I am not sure if you heard about the shortage and price increase for avocados this month. I am aware of it because I use avocados at work and I enjoy them at home as well. Avocados are more expensive than they ever have been. I have a friend with an avocado farm in Southern California, and I hope he has the ability to prosper from this shortage. The main cause of the shortage is twofold. The first is that there is a strike in Mexico by avocado farmers, and the second is the drought in Southern California.

Northern California has received enormous amounts of rain in recent months, with some areas getting over 400% of their normal rainfall. This has helped remove the drought conditions and restrictions in those areas. Unfortunately Southern California has not had the same good fortune. Southern California regions are averaging 65% of their normal rainfall amounts. Since avocados normally grow well in the Southern California environment, especially around the Temecula area, this has affected the crop and the harvest of all types of avocados grown in California. There are 8 types of avocados grown in California, but the most common is the Hass. Other varieties include Bacon, Fuerte, Gwen, Lamb Hass, Pinkerton, Reed and Zutano. The Hass is also the variety that is imported most frequently from Mexico, which is where the avocado originated. Central Mexico was the location where the first avocado plants were recognized.

San Diego County has long been the center of the United States avocado industry with 18,000 acres of avocado farms, but Ventura County is looking to take over that role due to cheaper water, about 1/4th the cost, and a lower salt content in the water, which avocados are sensitive to. An acre can produce approximately 16,500 pounds of avocados in a typical year.

Even though the first week of November showed an import quantity of over 40 million pounds 70% from Mexico and a domestic production of over 23 thousand pounds, we have encountered a shortage that has raised the retail price of an avocado to around $1.65 each. The price has risen about 20% since the beginning of September. Wholesale, avocados that cost $30 a case in January are running up to $80 a case now. Consumption has increased greatly in the last generation; in the 1990s per person consumption of avocados ran 1 1/2 pounds and now it is closer to 5 pounds, all while our population increased by 60 million people. The second most avocado-centric holiday or event is the Super Bowl, during which 80 million pounds of avocado are consumed. The highest consumption occurs during Cinco de Mayo celebrations.

In Mexico the strike, caused by growers complaining about the fluctuation in prices for their crop, ended in October after a short three week time period. But since then they have produced crops that were smaller in size, exporting a similar quantity of avocados, but they have not weighed the same as in previous years.

The growing process: The many different varieties have different harvest times, but the shelf life of an avocado is very long. The storage life is anywhere from two months to eight months, with the Hass variety lasting on the long side of the timeframe. The Hass variety is ripe in April while the Bacon is ripe in December. When the fruit is ripe, it is not yet ready to eat. All avocados are harvested when they are too hard to eat. All avocados require a room temperature ripening process to soften them up to an edible texture. If you buy avocados you know that some are firm and others are still solid.
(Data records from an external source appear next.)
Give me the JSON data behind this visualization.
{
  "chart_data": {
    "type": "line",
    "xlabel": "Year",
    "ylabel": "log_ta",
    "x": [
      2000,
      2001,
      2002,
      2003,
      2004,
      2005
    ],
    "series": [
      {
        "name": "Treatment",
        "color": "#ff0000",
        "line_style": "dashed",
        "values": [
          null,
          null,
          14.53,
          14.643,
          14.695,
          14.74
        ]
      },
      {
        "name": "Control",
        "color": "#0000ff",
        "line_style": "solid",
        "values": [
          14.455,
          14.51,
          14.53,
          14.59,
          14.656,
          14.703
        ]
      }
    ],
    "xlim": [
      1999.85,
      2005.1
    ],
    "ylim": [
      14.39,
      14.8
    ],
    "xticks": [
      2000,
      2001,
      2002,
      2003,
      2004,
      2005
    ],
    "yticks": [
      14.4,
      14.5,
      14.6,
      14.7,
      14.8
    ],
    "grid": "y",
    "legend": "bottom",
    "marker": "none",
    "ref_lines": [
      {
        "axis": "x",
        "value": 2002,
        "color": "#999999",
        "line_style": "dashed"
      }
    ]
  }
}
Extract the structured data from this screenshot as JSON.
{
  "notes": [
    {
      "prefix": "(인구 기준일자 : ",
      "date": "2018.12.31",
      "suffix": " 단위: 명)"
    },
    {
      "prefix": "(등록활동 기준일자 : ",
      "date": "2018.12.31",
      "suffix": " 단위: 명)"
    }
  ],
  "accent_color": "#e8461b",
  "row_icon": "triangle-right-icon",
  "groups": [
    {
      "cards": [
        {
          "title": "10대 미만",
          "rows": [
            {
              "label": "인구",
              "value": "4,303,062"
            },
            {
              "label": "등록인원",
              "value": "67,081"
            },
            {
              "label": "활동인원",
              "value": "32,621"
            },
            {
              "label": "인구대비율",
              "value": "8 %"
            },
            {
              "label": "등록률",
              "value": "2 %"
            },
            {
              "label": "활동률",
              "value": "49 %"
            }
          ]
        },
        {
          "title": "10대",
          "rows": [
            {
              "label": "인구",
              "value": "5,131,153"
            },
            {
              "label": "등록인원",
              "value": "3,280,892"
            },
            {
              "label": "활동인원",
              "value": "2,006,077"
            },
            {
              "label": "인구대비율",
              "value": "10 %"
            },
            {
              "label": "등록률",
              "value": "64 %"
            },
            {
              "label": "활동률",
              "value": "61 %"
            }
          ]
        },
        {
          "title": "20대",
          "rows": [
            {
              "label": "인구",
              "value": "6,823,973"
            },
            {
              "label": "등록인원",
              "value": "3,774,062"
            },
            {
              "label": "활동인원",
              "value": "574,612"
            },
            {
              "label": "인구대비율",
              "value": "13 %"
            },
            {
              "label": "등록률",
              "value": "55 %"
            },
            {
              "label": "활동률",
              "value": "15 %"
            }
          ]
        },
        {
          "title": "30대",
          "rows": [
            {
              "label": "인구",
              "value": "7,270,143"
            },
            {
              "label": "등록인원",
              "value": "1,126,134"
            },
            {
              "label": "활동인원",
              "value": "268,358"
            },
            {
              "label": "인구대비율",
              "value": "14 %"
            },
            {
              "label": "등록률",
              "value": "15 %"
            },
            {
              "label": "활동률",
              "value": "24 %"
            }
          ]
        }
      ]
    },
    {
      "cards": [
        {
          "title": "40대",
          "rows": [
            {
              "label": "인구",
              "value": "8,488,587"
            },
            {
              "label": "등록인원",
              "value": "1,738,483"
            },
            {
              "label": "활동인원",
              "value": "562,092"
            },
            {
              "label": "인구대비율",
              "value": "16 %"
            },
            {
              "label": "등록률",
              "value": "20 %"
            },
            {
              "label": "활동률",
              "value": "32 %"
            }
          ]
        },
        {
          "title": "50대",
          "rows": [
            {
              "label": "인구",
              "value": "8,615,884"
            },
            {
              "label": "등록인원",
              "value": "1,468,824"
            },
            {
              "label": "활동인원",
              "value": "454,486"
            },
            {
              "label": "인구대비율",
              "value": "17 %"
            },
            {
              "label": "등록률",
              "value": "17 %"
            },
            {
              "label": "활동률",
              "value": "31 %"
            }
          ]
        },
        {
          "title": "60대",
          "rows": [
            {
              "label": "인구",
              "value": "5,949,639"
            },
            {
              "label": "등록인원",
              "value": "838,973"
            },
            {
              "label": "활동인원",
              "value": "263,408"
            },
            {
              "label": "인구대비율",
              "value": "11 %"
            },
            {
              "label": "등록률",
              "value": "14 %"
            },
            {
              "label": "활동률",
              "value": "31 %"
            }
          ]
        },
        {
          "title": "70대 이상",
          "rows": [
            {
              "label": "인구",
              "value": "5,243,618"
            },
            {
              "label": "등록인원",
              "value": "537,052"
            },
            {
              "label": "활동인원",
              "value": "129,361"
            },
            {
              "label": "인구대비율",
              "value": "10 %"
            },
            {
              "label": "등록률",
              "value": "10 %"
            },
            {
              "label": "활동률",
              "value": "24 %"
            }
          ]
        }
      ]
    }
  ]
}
Why should you eat avocados? If you ask me the number one reason is because they taste great, but I understand my taste buds are not the same as others. There are so many nutritional reasons to eat avocados. Avocados, which can weigh up to 3 pounds, are high in Vitamin K, Folate, Vitamin C, Potassium, Vitamin B5, Vitamin B6 and Vitamin E. They contain more potassium than bananas so tennis players should start eating them mid match. Although 77% of calories come from fat, it is monounsaturated fat, which is healthy fat, lowering cholesterol and triglycerides and helps reduce inflammation. Avocados can be an alternate to using butter in baked goods. Avocados also contain high amounts of fiber and help the body retain vitamins and minerals from other plant-based foods. Avocados help fight cancer and eye problems including macular degeneration, as well as arthritis, all while helping people lose weight.